Where a risk factor was not known, a default (or prior estimate) of the risk factor status was used instead. It is assumed that a patient is: a non-smoker, if smoking status is unknown; without left ventricular hypertrophy, if no ECG results are available; and, has blood pressure and cholesterol levels that are average for a person of their age and sex, if these are also unknown. This follows a previously described methodology.4 Because a nationally representative survey provides a larger and more representative sample than measurements taken within any individual practice, the default blood pressure and cholesterol levels were derived from the Health Survey for England of 1998.3
Risk factor data were entered into an Excel spreadsheet. Ten-year coronary heart disease (CHD) and cerebrovascular accident (CVA) risk were calculated for each patient.5–7 Treatment eligibility was then determined for each patient using logical functions. Where more than one blood pressure or cholesterol measurement was available, the average of all the available measurements was used to calculate risk and determine treatment eligibility.

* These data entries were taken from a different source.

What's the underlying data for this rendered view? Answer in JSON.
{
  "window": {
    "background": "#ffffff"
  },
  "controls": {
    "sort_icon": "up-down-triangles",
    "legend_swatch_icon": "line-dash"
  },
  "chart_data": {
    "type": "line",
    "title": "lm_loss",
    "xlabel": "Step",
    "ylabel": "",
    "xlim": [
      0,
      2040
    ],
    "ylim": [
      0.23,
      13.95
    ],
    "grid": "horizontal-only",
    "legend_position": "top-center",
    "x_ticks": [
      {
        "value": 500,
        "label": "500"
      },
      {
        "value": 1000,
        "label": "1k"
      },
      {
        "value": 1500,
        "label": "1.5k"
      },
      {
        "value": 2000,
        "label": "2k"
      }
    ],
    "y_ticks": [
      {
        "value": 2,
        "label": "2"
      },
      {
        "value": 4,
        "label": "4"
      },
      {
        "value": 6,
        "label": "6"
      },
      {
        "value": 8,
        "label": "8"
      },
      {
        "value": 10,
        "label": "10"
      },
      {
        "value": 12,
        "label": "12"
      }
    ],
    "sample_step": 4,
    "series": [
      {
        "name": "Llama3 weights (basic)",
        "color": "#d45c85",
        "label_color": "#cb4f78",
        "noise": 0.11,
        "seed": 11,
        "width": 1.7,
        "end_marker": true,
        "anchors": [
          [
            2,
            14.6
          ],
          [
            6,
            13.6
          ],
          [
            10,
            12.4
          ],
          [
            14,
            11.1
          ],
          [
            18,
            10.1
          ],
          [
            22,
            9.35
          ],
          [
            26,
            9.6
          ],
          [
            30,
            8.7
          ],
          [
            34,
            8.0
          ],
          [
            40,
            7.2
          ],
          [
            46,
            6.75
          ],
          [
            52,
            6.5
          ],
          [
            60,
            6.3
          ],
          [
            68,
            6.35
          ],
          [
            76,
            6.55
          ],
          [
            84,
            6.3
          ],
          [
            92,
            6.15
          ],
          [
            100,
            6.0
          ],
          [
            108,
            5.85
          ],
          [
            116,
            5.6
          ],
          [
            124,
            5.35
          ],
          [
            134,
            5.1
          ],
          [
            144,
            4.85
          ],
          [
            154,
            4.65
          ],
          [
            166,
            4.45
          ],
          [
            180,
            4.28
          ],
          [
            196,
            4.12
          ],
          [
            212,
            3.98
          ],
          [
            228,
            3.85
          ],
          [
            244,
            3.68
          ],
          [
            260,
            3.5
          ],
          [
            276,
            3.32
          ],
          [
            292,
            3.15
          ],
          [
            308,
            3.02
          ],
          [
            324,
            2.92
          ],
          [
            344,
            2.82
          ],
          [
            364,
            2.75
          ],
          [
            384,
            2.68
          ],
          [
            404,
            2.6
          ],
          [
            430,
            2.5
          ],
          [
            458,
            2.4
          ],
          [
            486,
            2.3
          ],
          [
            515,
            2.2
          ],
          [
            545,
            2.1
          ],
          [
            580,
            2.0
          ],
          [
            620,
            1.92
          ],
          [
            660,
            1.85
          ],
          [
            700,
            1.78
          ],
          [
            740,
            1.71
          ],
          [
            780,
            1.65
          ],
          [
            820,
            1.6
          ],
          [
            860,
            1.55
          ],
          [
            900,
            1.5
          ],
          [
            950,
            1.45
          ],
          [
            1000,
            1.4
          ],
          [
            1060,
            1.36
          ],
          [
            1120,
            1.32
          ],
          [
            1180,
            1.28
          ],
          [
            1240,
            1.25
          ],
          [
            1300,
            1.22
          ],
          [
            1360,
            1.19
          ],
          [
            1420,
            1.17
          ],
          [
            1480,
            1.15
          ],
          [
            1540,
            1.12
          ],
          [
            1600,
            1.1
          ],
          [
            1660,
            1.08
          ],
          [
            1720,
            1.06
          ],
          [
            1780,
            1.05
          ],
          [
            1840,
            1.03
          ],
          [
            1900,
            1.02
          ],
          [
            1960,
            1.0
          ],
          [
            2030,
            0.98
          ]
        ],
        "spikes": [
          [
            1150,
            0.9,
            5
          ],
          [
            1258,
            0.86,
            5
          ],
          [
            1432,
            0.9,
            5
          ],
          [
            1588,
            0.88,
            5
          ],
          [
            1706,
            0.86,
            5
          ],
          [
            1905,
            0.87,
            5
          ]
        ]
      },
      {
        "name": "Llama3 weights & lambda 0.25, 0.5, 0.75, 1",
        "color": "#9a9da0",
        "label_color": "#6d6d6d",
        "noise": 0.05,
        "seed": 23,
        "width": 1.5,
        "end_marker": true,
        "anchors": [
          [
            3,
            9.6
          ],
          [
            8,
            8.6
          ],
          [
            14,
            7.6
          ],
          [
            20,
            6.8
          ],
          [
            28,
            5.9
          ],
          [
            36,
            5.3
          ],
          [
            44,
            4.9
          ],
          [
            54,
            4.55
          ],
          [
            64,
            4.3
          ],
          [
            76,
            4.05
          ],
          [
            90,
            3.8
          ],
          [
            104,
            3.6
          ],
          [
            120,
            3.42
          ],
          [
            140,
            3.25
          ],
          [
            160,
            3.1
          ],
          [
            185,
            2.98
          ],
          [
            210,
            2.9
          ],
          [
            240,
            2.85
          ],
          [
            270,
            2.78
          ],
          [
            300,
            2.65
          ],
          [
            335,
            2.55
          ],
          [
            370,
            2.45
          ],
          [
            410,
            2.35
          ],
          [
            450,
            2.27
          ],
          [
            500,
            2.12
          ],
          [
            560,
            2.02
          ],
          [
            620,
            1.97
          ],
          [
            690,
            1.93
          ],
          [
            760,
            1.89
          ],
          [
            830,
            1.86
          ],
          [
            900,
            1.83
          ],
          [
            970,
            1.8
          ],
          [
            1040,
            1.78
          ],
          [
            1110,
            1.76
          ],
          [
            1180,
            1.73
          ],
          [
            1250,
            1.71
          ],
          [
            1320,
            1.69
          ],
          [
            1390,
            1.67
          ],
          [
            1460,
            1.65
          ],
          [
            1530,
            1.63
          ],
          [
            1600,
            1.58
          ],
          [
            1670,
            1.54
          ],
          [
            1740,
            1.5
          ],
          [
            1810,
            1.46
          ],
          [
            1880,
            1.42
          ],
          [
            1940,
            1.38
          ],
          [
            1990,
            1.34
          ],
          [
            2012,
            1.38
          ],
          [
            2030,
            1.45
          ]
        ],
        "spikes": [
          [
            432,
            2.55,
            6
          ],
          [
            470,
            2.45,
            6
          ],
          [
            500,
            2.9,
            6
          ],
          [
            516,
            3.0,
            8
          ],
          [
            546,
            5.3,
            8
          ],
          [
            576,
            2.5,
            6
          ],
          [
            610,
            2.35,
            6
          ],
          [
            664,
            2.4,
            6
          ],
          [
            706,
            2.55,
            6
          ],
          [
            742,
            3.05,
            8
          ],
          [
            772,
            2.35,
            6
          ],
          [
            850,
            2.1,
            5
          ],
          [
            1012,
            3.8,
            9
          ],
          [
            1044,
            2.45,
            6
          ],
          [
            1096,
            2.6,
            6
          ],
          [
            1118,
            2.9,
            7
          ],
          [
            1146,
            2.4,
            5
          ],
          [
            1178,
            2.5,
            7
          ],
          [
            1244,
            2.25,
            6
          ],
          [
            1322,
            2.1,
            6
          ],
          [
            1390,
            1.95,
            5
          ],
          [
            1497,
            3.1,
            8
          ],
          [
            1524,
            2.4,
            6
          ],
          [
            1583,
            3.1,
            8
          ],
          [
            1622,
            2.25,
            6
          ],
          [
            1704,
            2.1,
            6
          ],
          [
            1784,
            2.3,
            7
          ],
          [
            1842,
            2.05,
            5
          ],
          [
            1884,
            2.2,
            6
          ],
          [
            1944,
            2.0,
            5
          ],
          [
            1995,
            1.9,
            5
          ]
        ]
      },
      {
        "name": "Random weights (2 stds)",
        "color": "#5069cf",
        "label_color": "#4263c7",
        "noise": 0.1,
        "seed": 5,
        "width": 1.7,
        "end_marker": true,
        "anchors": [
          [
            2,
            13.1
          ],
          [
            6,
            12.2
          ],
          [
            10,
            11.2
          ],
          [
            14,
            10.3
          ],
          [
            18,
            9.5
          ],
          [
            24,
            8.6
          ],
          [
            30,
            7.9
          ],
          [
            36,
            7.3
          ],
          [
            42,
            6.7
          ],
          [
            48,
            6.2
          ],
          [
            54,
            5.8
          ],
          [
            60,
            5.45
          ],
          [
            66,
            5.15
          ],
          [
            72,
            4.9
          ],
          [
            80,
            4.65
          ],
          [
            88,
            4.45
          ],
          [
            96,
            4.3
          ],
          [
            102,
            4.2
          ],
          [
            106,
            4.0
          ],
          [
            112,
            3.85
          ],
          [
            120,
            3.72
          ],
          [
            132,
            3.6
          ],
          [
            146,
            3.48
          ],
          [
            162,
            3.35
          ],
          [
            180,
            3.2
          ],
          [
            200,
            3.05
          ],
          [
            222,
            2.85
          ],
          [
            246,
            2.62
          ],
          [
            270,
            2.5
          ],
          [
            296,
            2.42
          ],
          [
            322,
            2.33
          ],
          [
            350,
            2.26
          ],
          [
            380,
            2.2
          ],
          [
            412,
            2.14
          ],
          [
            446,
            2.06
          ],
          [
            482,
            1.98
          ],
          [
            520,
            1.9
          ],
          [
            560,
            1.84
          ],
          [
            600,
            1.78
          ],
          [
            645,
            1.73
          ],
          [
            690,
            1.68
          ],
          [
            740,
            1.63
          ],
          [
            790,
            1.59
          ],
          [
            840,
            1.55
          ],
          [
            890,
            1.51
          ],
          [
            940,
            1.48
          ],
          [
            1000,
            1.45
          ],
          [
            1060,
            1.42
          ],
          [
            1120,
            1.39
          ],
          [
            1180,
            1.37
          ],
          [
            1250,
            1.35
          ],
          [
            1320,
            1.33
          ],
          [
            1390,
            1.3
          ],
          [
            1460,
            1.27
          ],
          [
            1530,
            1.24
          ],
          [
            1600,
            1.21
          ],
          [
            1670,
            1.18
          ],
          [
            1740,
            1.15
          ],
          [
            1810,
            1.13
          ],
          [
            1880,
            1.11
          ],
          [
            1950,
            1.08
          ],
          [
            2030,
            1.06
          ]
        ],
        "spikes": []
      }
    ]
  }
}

From this the proportions of patients with complete information on each risk factor, and the numbers of persons who can be identified as probably eligible for treatment, on the basis of recorded risk factor information, were calculated. Eligibility criteria are those described above. Any patient with total to HDL cholesterol ratio 8.0 or above is considered to have familial hypercholesterolaemia.
How this fits in
Primary care teams are encouraged to collect risk factor data for the purposes of identifying and treating eligible patients. Practice databases already contain sufficient cardiovascular risk factor information to identify patients who can benefit from preventive interventions. Typically, one quarter of patients, aged 35–74 years and not currently on treatment, are eligible for aspirin, antihypertensives or statins. With an appropriate systematic strategy, the vast majority of eligible patients could be identified by assessing only 20% of patients aged 35–74 years not currently on treatment. Primary care teams could make better use of information technology and recorded data to target cardiovascular disease prevention.